17 h 30 le départ est donné, la petite troupe des vélos spéciaux s’élance…J’attends ce moment avec impatience depuis des mois, mais je ne ressens pas cette émotion qui m’avait étreint il y a quatre ans…Je suis serein, ravi d’être là, mais presque détaché de l’évènement…
Je reste prudent les premiers kilomètres, ayant pour seule préoccupation l’économie de mes efforts. Se protéger de la chaleur, boire, manger…J ‘apprécie décidément l’horaire de ce départ, qui me permet de profiter du paysage…C’est bien plus agréable que de plonger directement dans la nuit…
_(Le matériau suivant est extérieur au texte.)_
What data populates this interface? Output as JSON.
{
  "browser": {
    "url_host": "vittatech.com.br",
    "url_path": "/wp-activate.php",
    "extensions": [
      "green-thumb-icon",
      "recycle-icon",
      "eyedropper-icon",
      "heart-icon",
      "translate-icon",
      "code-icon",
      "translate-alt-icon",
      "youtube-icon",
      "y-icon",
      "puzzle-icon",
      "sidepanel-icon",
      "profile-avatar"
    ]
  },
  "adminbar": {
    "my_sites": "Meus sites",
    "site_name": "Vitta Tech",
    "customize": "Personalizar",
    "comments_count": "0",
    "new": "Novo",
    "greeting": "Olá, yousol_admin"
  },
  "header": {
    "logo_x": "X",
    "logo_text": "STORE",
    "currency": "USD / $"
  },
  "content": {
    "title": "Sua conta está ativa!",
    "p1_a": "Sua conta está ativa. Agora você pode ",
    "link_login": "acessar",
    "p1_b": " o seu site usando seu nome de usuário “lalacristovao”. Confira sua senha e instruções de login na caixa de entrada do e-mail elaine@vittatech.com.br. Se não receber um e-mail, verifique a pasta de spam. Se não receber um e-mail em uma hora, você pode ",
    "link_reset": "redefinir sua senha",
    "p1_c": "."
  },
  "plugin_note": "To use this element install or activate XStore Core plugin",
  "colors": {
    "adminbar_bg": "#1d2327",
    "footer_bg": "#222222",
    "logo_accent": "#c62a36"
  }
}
Peu à peu le rythme s’accélère et surprise les jambes tournent bien. Il faut dire que ma préparation n’a pas été bien sérieuse depuis le début des congés…Peu de km et beaucoup de temps passé à table avec des amis… Malgré tout je me sens bien, et, au fur et à mesure que l’obscurité s’installe, le parcours prend du relief. On approche du Perche, mais le terrain reste propice au vélo couché. Arrêt remplissage bouteille + sandwitch à Mortagne, je ne m’attarde pas, je me suis fixé une première étape de 500 km ( soit arrêt prévu à St Nicolas de Pelem), je sais que le temps perdu aux contrôles ne se rattrappe pas ; je n’ai pas envie de revivre la même lutte contre les délais qu’en 2007, donc tant que la forme est là, j’en profite !
Toujours pas de problèmes, je roule tranquillement et sans douleur ; je retrouve avec plaisir le nom de villages connus où les randonneurs sont chaudement encouragés ! Le temps passe assez vite, je converse un moment avec un tandem droit dont le stocker est aveugle…Une côte nous sépare une fois, on reprend notre conversation un peu plus loin et bien vite le parcours met fin à cet échange…
Arrive Villaines, le contrôle est quasi désert. Par contre l’accueil des bénévoles est à la hauteur de sa réputation…Je blague un peu avec les dames de la restauration, et l’une d’elles me porte le plateau dans la salle à manger presque vide. « là ça vous convient ? » « OK c’est parfait » et elle pose mon plateau à côté d’un randonneur plongé dans ses pensées. « Ca va ? » « Et non » me répond-il, « c’est mon premier Paris-Brest, je suis parti comme un couillon et j’ai du lactique plein les jambes… » Tandis que j’avale le plat de pâtes, j’essaie de le réconforter en lui disant qu’il lui faut bien se réhydrater, bien manger, surtout accepter de mouliner et de faire profil bas…In petto je suis inquiet pour lui, car le plus dur reste à venir…On discute un petit peu encore, nous sommes languedociens tous les deux et avons foulé les mêmes pelouses des terrains de rugby. Je repars finalement et le laisse là se reposer encore un peu. A-t-il fini ? Mystère…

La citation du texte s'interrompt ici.